Mother! reanima toda a sorte de
elementos que demostra ser este modelo civilizacional fadado ao fracasso, porque
ora se guia pelo cego potentado da razão, ora pela ganância de ser e ter o
máximo possível, ora porque ignora um elemento predeterminante de tudo – aquele
capaz de ver o mundo para além das aparências, capaz de provê-lo desde suas
menores partes. Nesse ponto, impossível não associar essa figura feminina às
mulheres criadas pela literatura de José Saramago já que numa e noutra
representação elas são uma possibilidade para a revisão do mundo. Pensávamos
nisso enquanto víamos o grande esforço da Mãe na reconstrução da casa, na manutenção
da ordem depois da chegada dos invasores – os que poderíamos tratar por
primeiros, segundo e terceiros habitantes – ou na sua capacidade de ver o
interior da casa e sentir da pulsação do espaço a existência e seu apagamento.
Na construção
das simbologias em torno da mãe, Aronofsky elege os mitos propostos ou formados
a partir de um livro em grande parte definidor e mantenedor desse modelo que aí
está.

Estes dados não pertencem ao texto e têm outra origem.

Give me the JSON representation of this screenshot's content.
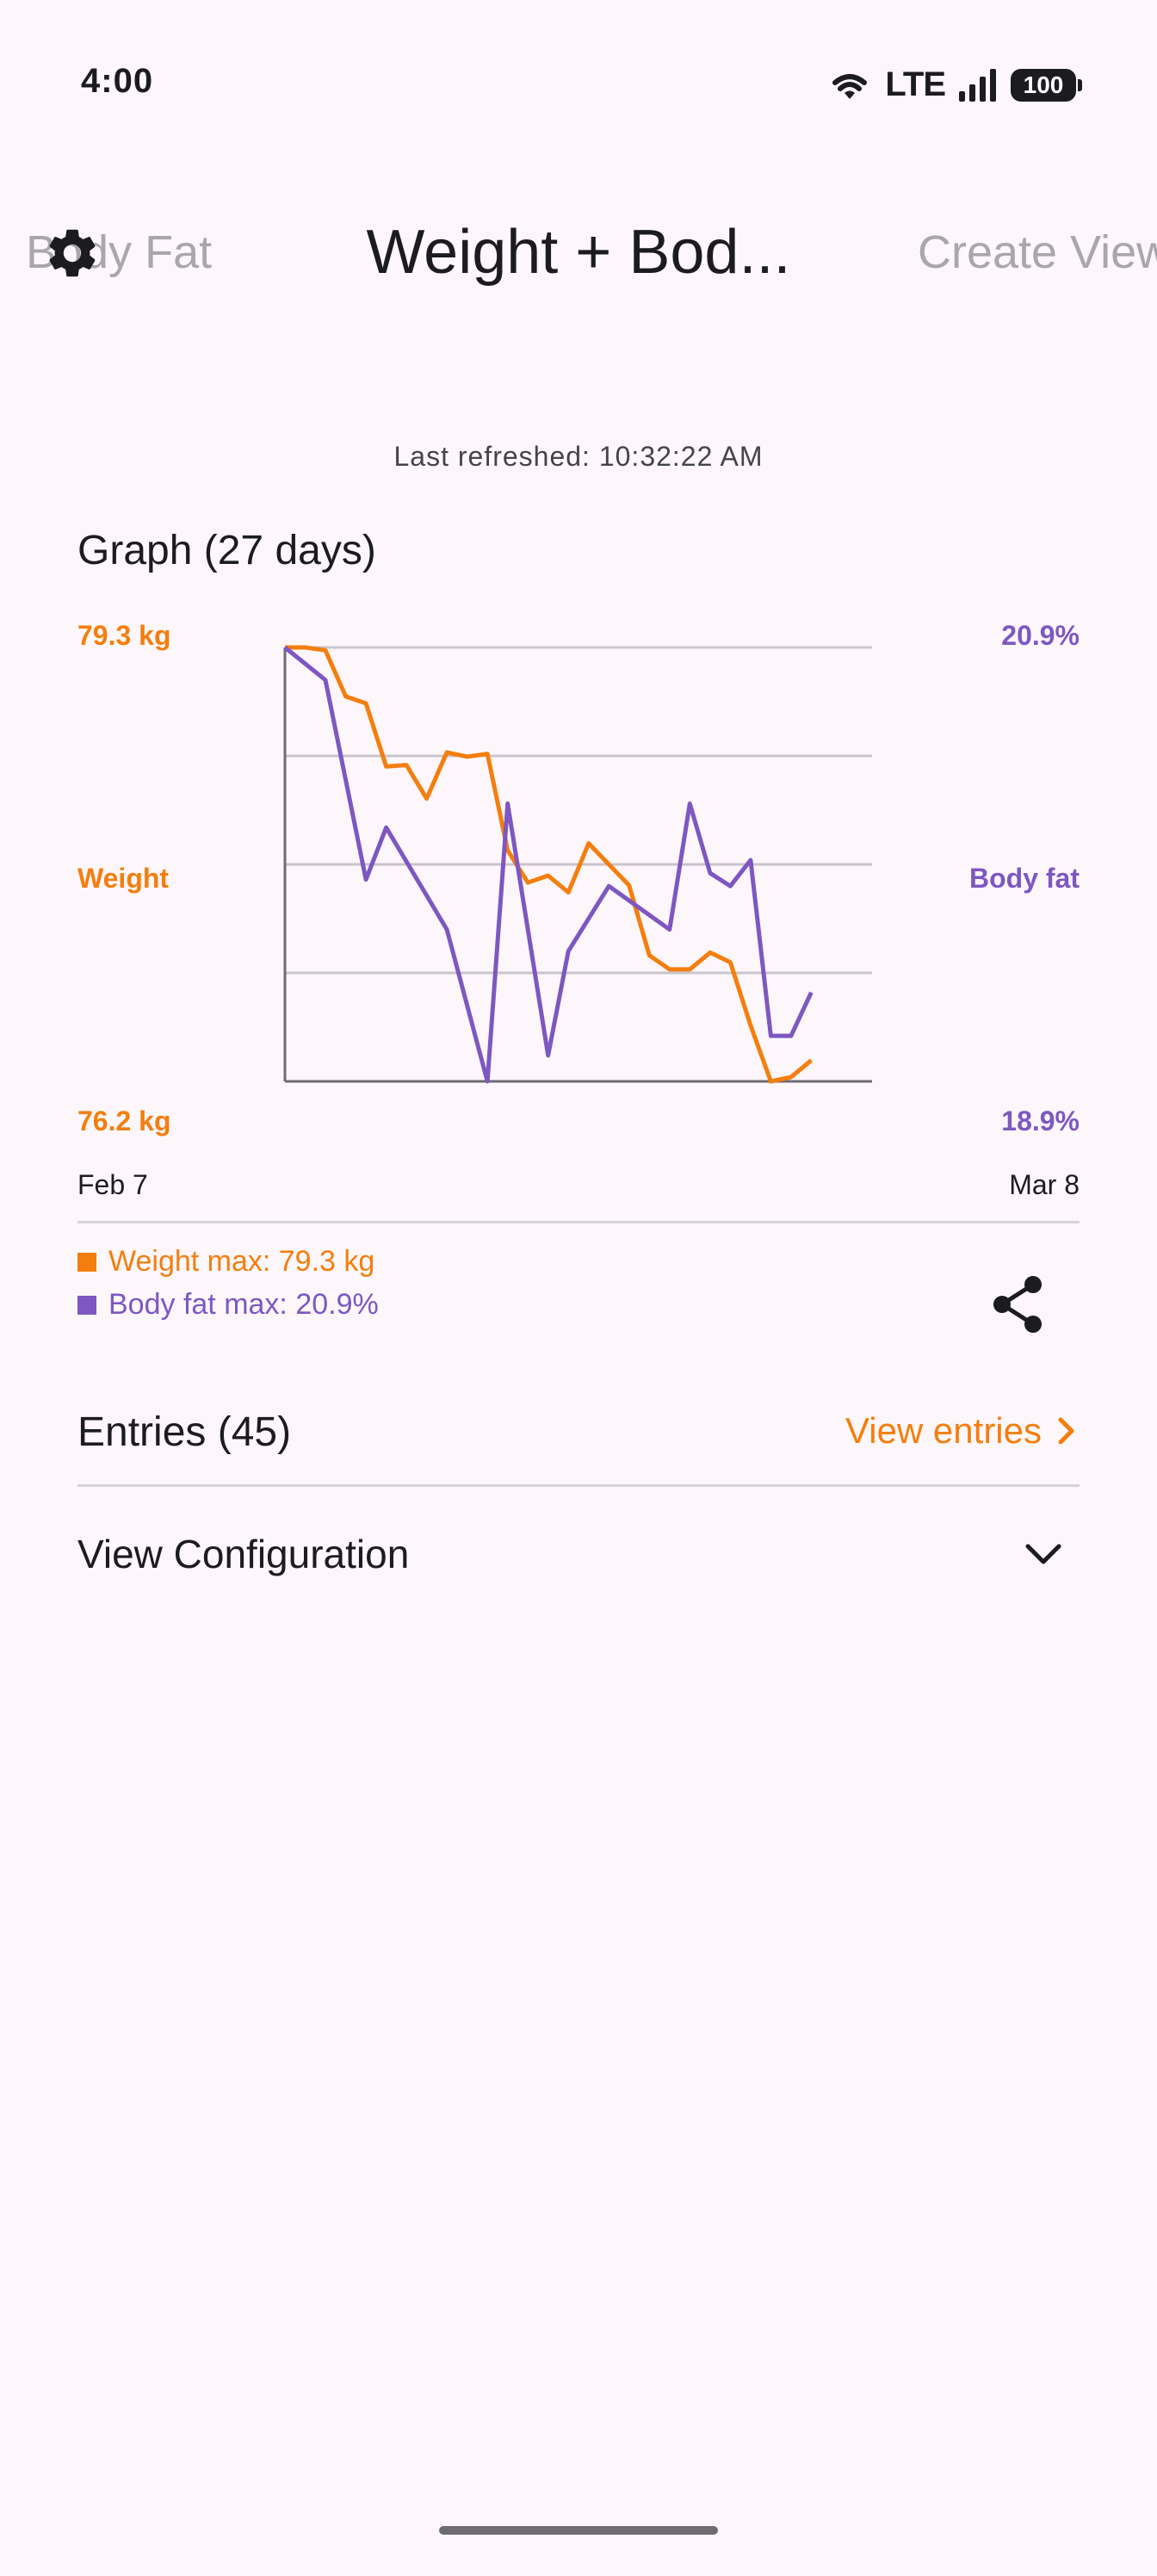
{
  "status_bar": {
    "time": "4:00",
    "network": "LTE",
    "battery": "100"
  },
  "tabs": {
    "left": "Body Fat",
    "center": "Weight + Bod...",
    "right": "Create View"
  },
  "last_refreshed": "Last refreshed: 10:32:22 AM",
  "graph": {
    "title": "Graph (27 days)",
    "left_axis": {
      "max": "79.3 kg",
      "label": "Weight",
      "min": "76.2 kg"
    },
    "right_axis": {
      "max": "20.9%",
      "label": "Body fat",
      "min": "18.9%"
    },
    "date_start": "Feb 7",
    "date_end": "Mar 8"
  },
  "colors": {
    "weight": "#F47E0E",
    "body_fat": "#7E57C2",
    "background": "#FDF7FC"
  },
  "chart_data": {
    "type": "line",
    "x": [
      "Feb 7",
      "Feb 8",
      "Feb 9",
      "Feb 10",
      "Feb 11",
      "Feb 12",
      "Feb 13",
      "Feb 14",
      "Feb 15",
      "Feb 16",
      "Feb 17",
      "Feb 18",
      "Feb 19",
      "Feb 20",
      "Feb 21",
      "Feb 22",
      "Feb 23",
      "Feb 24",
      "Feb 25",
      "Feb 26",
      "Feb 27",
      "Feb 28",
      "Mar 1",
      "Mar 2",
      "Mar 3",
      "Mar 4",
      "Mar 5",
      "Mar 6",
      "Mar 7",
      "Mar 8"
    ],
    "series": [
      {
        "name": "Weight",
        "axis": "left",
        "ylim": [
          76.2,
          79.3
        ],
        "points": [
          [
            "Feb 7",
            79.3
          ],
          [
            "Feb 8",
            79.3
          ],
          [
            "Feb 9",
            79.28
          ],
          [
            "Feb 10",
            78.95
          ],
          [
            "Feb 11",
            78.9
          ],
          [
            "Feb 12",
            78.45
          ],
          [
            "Feb 13",
            78.46
          ],
          [
            "Feb 14",
            78.22
          ],
          [
            "Feb 15",
            78.55
          ],
          [
            "Feb 16",
            78.52
          ],
          [
            "Feb 17",
            78.54
          ],
          [
            "Feb 18",
            77.85
          ],
          [
            "Feb 19",
            77.62
          ],
          [
            "Feb 20",
            77.67
          ],
          [
            "Feb 21",
            77.55
          ],
          [
            "Feb 22",
            77.9
          ],
          [
            "Feb 23",
            77.75
          ],
          [
            "Feb 24",
            77.6
          ],
          [
            "Feb 25",
            77.1
          ],
          [
            "Feb 26",
            77.0
          ],
          [
            "Feb 27",
            77.0
          ],
          [
            "Feb 28",
            77.12
          ],
          [
            "Mar 1",
            77.05
          ],
          [
            "Mar 2",
            76.6
          ],
          [
            "Mar 3",
            76.2
          ],
          [
            "Mar 4",
            76.23
          ],
          [
            "Mar 5",
            76.35
          ]
        ]
      },
      {
        "name": "Body fat",
        "axis": "right",
        "ylim": [
          18.9,
          20.9
        ],
        "points": [
          [
            "Feb 7",
            20.9
          ],
          [
            "Feb 9",
            20.75
          ],
          [
            "Feb 11",
            19.83
          ],
          [
            "Feb 12",
            20.07
          ],
          [
            "Feb 15",
            19.6
          ],
          [
            "Feb 17",
            18.9
          ],
          [
            "Feb 18",
            20.18
          ],
          [
            "Feb 20",
            19.02
          ],
          [
            "Feb 21",
            19.5
          ],
          [
            "Feb 23",
            19.8
          ],
          [
            "Feb 26",
            19.6
          ],
          [
            "Feb 27",
            20.18
          ],
          [
            "Feb 28",
            19.86
          ],
          [
            "Mar 1",
            19.8
          ],
          [
            "Mar 2",
            19.92
          ],
          [
            "Mar 3",
            19.11
          ],
          [
            "Mar 4",
            19.11
          ],
          [
            "Mar 5",
            19.31
          ]
        ]
      }
    ],
    "gridlines": true
  },
  "legend": {
    "weight": "Weight max: 79.3 kg",
    "body_fat": "Body fat max: 20.9%"
  },
  "entries": {
    "title": "Entries (45)",
    "link": "View entries"
  },
  "configuration": {
    "title": "View Configuration"
  }
}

Primeiro, a Mãe de todas coisas
viventes, a que zela pela ordem do paraíso, o mito pagão da Mãe Terra; depois a
confluência entre habitante e espaço, a figura que é tentada a conhecer o fruto
da vida; depois a Mãe caída em pecado mas que concebe um salvador capaz de redimir
todos os pecados do mundo; a estas, soma-se o grande grito que este poema
propõe e que poderíamos descrever como a formação em contraponto ao grande mito
contemporâneo à história do homem depois de Cristo; isto é, à Mãe amorosa se
contrapõe a Mater dolorosa.
Contra todas
elas sempre pesou uma determinante: a da mulher apagada, silenciada,
desrespeitada nos seus próprios interesses, negada nas suas vontades, tratada
enquanto objeto de reprodução e ódio, ora reduzida ao culto da musa, da pulsão
da criação, ora tornada material de escárnio. Embora haja sinais de sua
presença em toda história, ela é sempre a coadjuvante que todos ignoram. E nas
ocasiões de revolta, a que a todo custo precisa ser contida.
Não é apenas
a retomada gratuita dos episódios e símbolos bíblicos. É a proposição de uma
interpretação acerca das interpretações feitas verdade e tornadas cada uma em modelos
de opressão de homens sobre mulheres. Embora contra isso pareça não existir uma
saída aparente – se há, o filme não se interessa em apresentá-la porque está
mais interessado em destacar os silenciamentos às mulheres, os impostos e os autoimpostos
– há algumas revisões de interpretação fundamentais para não passar despercebidas
por aqui.
Noutra
ocasião deste texto falamos sobre o amor. E há pelo menos duas de suas variantes
que se apresentam em Mother! O
manifestado pelo gesto e pela ação e o manifestado
pelo perdão e pela compaixão. Este forjado pelo homem e aquele pela mulher. Não
é necessário problematizar para saber que, numa sociedade pensada por homens o
que se tentou prevalecer foi o segundo modelo. Um modelo cristão. Este,
entretanto, é aqui apresentado com o grande desagregador; porque baseado num
modelo de culto, idealista demais, esse amor do perdão e da compaixão não se
sustenta enquanto propiciador comunitário da humanidade porque nega
peremptoriamente o que verdadeiramente somos, sujeitos da ação e idiossincráticos.
É significativo
que o símbolo da redenção seja simplesmente produto de uma vontade imposta e
ferozmente devorado. Porque um amor fundamentado na palavra e na valia
idealista, que está para além, é multiplicado à sensaboria dos sentidos e o que
menos se exercita é sua prática, mesmo entre aqueles que se mostram seus sacerdotes.
Idealizado
e, por isso, interpretado de maneira diversa, o amor nascido do perdão e da compaixão
é modo apassivador; logo, não condiz com o que deve ser o propulsor e uma
possibilidade de significar uma mudança entre os homens. O amor-ação está em
toda parte – tal como as mulheres – mas é igualmente não percebido e, se percebido,
negado.
Há muito um
filme não colocava tanto seus espectadores para pensar. Embora tudo pareça
muito óbvio em Mother! – isto é, os
símbolos e as metáforas sejam fáceis de captar desde o início – não é condizente
negar que as camadas de sentido que propõe são variadas e complexamente bem engendradas.
O que aqui apresentou-se foi apenas a superfície de uma delas.